Sangga Perbaiki Mushala, Anggota MACI Gresik Rela Lelang Motor Antik

GRESIK, KOMPAS. com – Melihat salah satu bangunan mushala yang tampak sudah tidak layak di Gladak Manyar Sidomukti, Kecamatan Manyar, Gresik, membuat anggota Motor Antik Club Indonesia (MACI) Gresik tergugah untuk bisa membantu melakukan perbaikan.

Niatan mulia itu muncul, setelah para anggota MACI Gresik bertepatan melakukan touring tidak jauh sebab lokasi, dan melihat mushala itu masih digunakan oleh warga pada menjalankan aktivitas ibadah, kendati di dalam kondisi yang tidak layak.

Anggota MACI Gresik belakangan menyepakati, untuk melelang sebuah motor antik buatan Inggris merk Serba banyak Enfield, motor berkapasitas 350 cc buatan tahun 1956. Di mana hasil dari penjualan, bakal dimanfaatkan untuk membantu renovasi mushala tersebut.

Salah satu pengurus MACI Gresik Rizal Vitradiansyah mengatakan, motor yang dilelang kali ini merupakan pemberian dari salah seorang pecinta mesin antik yang berdomisili di Gresik. Dengan harga awal, mereka membenarkan mematok motor Royal Enfield itu di angka Rp 105 juta.

Baca serupa: [VIDEO] Dampak Safeguard Filipina untuk Industri Otomotif Indonesia

“Ada jodoh yang ingin menyumbang koleksi motor antiknya untuk dilelang dalam membantu proses renovasi mushala, tentu selalu kami semua menyambutnya dengan bagus, ” ujar Rizal kepada badan media di lokasi, Minggu (17/1/2021).

Rizal menuturkan, nantinya hasil dari penjualan motor klasik tersebut bakal disumbangkan sepenuhnya buat keperluan renovasi mushala.

Sebelumnya, anggota MACI dan awak sudah sempat mengumpulkan dana dengan sukarela untuk pembangunan ulang mushala tua tersebut.
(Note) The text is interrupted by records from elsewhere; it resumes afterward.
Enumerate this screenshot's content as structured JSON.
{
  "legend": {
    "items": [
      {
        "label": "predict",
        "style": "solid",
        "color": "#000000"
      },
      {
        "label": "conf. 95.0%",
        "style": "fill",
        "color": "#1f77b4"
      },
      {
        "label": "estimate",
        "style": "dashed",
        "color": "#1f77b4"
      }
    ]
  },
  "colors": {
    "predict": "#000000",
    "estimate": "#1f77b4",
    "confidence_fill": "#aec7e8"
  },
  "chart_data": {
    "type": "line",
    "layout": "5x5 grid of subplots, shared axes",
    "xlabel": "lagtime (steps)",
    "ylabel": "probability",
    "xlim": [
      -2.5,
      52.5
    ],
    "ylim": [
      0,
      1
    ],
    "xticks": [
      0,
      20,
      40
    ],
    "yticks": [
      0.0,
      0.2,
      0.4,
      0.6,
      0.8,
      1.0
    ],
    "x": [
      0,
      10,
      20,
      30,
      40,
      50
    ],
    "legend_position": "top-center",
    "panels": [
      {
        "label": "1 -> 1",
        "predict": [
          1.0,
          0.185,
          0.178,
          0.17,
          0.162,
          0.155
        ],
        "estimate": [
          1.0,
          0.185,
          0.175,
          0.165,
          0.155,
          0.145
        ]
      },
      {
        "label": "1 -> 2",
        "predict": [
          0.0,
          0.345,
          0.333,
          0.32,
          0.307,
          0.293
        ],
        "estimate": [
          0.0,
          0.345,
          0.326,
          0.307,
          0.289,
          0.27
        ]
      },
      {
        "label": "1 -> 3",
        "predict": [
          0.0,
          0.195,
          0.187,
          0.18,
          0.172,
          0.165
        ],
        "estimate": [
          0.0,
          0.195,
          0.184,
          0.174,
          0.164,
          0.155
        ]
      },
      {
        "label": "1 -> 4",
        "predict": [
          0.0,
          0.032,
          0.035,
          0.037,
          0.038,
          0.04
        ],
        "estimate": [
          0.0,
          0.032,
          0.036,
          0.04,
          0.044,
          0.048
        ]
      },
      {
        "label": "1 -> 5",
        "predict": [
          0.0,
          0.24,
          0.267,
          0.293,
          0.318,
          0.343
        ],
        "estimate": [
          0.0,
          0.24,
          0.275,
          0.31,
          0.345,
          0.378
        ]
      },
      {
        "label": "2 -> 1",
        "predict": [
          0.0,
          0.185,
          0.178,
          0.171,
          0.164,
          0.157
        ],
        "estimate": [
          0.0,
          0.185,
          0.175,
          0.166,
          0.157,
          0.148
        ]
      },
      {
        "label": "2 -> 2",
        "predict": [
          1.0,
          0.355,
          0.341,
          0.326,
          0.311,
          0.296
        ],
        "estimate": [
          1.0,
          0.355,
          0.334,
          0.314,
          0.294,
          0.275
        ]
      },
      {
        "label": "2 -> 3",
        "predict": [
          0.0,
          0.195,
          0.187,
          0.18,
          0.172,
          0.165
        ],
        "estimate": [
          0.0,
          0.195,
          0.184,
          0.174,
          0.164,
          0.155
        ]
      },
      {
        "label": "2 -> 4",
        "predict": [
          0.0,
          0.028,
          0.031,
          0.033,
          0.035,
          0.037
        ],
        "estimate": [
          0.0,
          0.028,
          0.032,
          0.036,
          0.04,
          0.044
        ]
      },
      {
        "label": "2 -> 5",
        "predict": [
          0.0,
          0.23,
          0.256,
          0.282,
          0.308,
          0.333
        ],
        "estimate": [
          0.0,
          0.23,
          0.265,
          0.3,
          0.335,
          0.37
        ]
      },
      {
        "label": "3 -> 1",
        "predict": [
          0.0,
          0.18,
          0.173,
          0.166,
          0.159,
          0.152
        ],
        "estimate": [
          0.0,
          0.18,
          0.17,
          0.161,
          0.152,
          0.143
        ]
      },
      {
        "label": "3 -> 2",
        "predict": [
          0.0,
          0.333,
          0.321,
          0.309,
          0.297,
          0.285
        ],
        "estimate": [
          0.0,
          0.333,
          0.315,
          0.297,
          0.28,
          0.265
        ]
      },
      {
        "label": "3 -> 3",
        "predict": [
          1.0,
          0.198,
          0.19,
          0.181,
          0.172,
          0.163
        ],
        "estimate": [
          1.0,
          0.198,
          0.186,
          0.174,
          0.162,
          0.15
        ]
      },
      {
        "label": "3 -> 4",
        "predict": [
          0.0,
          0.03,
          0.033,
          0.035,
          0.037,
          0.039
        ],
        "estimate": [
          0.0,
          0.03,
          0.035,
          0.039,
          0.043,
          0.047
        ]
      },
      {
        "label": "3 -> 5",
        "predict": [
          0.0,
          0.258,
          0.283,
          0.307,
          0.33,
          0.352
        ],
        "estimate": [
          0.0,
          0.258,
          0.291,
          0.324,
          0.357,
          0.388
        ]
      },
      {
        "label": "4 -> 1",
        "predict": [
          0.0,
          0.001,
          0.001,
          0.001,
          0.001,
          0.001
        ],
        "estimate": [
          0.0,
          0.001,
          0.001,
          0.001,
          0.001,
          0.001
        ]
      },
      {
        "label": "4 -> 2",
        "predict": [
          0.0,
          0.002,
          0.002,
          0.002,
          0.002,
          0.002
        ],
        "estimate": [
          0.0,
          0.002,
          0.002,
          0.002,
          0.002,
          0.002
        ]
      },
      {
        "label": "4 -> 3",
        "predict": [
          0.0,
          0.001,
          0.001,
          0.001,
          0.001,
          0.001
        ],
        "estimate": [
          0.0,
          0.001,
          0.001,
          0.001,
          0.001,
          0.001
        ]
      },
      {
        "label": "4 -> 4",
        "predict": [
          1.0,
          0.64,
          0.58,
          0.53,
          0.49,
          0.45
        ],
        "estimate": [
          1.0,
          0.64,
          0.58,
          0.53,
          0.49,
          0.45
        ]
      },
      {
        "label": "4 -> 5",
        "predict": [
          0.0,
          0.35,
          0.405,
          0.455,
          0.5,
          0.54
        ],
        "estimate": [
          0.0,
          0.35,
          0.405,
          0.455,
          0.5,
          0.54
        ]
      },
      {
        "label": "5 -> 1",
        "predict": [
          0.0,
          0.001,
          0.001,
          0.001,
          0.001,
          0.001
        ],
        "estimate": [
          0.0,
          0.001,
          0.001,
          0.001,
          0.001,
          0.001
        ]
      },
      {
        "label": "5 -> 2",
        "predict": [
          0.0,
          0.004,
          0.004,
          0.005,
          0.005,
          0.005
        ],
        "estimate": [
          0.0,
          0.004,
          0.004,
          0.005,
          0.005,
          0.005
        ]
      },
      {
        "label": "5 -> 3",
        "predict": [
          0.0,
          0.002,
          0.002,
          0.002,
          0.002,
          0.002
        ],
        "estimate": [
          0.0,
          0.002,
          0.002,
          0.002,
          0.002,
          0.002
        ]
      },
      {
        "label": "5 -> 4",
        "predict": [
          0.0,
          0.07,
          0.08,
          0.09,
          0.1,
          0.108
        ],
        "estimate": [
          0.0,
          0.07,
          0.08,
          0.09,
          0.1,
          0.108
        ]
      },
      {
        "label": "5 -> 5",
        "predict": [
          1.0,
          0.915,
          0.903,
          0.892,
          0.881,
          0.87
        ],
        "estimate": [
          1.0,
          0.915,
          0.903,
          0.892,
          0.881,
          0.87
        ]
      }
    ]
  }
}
“Kami telah menyatukan uang donasi sebesar Rp50 juta-an, tapi proses renovasi baru berlangsung sekitar separuh jalan. Alhamdulillah, kemudian ada seseorang yang menghubungi aku dan menyumbang motornya ini biar dilelang untuk dana kelanjutan renovasi mushala, ” ucap dia.

Sementara salah seorang pemimpin mushala di Gladak Manyar Sidomukti, Mustofa mengatakan, mushala tersebut merupakan peninggalan salah seorang tokoh bangsa desa setempat Haji Usman Amin. Mustofa mewakili para pengurus mushala yang lain, mengucapkan terima berkelakar atas niat baik para bagian MACI Gresik dalam membantu peremajaan.

“Seingat saya mushala ini dibangun sekitar tahun 90-an, dengan bahan kayu seadanya. Kondisinya kemarin sudah rusak, beruntung ada komunitas MACI yang lagi touring ke sini, mereka sempat tahu kondisi mushala yang rusak serta berniat merenovasinya, ” kata Mustofa.

Terlebih kata Mustofa, mushala tersebut masih banyak digunakan sebagai tempat ibadah oleh para-para petani tambak, nelayan, maupun para-para pemancing yang kerap menyalurkan hobi mereka di sepanjang Kali Mireng.

Oleh sebab itu Mustofa berdoa dan berharap, lelang motor antik yang dilakukan bagian MACI Gresik dapat segera ragam terjual dengan harga sesuai. Sehingga dana hasil lelang penjualan motor, dapat segera digunakan untuk pemeriksaan mushala.

Tidak hanya membantu dalam segi pendanaan, namun anggota MACI Gresik juga turut dengan sukarela membantu pengangkutan material bangunan ke lokasi. Ini dikarenakan, akses menuju mushala sepanjang 400 meter, hanya bisa ditempuh secara menggunakan sepeda motor.